PRESIDENT Clinton's visit to the Pacific-Asian region is a strong beginning in a part of the world that offers more hope than any other for constructive change during his administration.
While Europe is constrained by old traditions and rivalries, and such areas as the Middle East are full of political quicksand for foreign policymakers, it is Asia that is in a ferment of economic and political change.
It is here that Mr. Clinton can make his mark, and with his visit to Japan and South Korea last week, he is off to a good start.
He accomplished at least six significant achievements for US-Asian relations:
1. By visiting Asia, his first foreign trip since his Vancouver summit with President Boris Yeltsin of Russia, he sent a strong, positive signal of US interest in, and attention to, that part of the world.
2. The signal included a convincing declaration of American commitment to keep military forces in the Asia-Pacific region.
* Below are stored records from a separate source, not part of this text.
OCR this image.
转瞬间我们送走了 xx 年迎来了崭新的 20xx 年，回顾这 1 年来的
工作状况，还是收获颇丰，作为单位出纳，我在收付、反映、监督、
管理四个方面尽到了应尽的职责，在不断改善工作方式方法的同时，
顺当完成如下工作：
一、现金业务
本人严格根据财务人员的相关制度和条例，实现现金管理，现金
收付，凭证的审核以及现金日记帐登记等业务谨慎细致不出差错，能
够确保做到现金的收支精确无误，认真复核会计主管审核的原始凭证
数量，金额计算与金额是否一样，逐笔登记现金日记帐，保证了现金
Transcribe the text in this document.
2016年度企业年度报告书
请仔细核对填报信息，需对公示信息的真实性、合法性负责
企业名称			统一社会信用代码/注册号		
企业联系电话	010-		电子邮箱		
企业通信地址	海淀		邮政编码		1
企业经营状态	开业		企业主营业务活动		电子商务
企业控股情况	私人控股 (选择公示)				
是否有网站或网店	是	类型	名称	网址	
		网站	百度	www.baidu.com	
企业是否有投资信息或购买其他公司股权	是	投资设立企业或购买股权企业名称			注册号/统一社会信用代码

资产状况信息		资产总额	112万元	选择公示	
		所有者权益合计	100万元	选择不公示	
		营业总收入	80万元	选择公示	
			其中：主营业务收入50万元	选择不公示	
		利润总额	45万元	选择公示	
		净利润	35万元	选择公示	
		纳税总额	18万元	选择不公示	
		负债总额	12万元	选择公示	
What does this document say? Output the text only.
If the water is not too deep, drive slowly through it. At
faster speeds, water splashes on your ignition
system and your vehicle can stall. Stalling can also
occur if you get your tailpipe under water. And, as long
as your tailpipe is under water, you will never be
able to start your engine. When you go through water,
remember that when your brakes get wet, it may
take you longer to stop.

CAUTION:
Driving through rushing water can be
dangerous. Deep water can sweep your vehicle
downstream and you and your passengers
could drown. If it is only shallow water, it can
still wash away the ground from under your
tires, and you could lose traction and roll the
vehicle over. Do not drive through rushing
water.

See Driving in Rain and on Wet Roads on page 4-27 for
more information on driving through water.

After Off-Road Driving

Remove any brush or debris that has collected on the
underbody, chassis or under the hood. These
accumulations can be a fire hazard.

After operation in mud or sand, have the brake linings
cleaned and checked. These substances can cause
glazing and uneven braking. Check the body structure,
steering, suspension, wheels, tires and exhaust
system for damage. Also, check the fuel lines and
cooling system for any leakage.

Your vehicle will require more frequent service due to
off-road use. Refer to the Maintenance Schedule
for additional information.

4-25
To South Koreans, he said: "Our troops will stay here as long as the Korean people want and need us." To other Asian countries he said: "Peace depends upon deterrence ... our commitment to an active military presence remains."
Citing measures the American military has taken in Asia to offset the closing of its big bases in the Philippines, Clinton reassured: "These are not signs of disengagement. These are signs that America intends to stay." These were also signs many Asians were anxious to receive, beset as they are by unhappy memories of Japanese expansionism in the past and uncertainties about Chinese expansionism in the future.
3. Particularly striking was the resolve the president displayed to prevent North Korea from building nuclear weapons. "It is pointless," he said, "for them to try to develop nuclear weapons." Then he delivered a chilling warning: "If they ever use them, it would be the end of their country."
This resolve is particularly reassuring to such countries as South Korea and Japan, which are in the first line of fire from North Korea.
But it also relevant to countries that may be targeted by third countries to which North Korea is willing to sell its rocketry. Coming instantly to mind is Israel, easily hit by North Korean missiles sold to Iran.
4. In tandem with his trip, Clinton announced a relaxation of United States pressure on Vietnam.
By permitting the Vietnamese to wipe out their debt to the International Monetary Fund, the US gave the green light to the resumption of multilateral aid. Although the US embargo on trade and investment remains for the moment, this is another signal of constructive American involvement in Asia.
5. So, too, was the announcement of a "new Pacific community" built on "shared strength, shared prosperity, and a shared commitment to democratic values." Just what exactly Clinton intends has yet to be spelled out. But clearly a "regional security dialogue," perhaps leading to a pact or pacts, is part of the presidential vision.
Clinton was emphatic that such a move would be no pretext for US withdrawal, but a supplement to existing alliances and the American military presence in Asia and the Pacific. Time and again he reassured Asians that America's global leadership is not waning, "as some in America fear," but that America's global leadership has "never been a more indispensable or a more worthwhile investment for us."
6. Finally, he underscored US commitment to the spread of democracy throughout the Asian Pacific. "Democracies," he said, "make better neighbors. They do not wage war on each other, practice terrorism, generate refugees, or traffic in drugs and outlawed weapons."
Some of the non-democracies the president must have had in mind as targets are North Korea, China, Vietnam, Laos and Burma.
But whatever their respective ideologies, few nations in Asia and the Pacific could have failed to take note of Clinton's striking declaration of involvement in the region.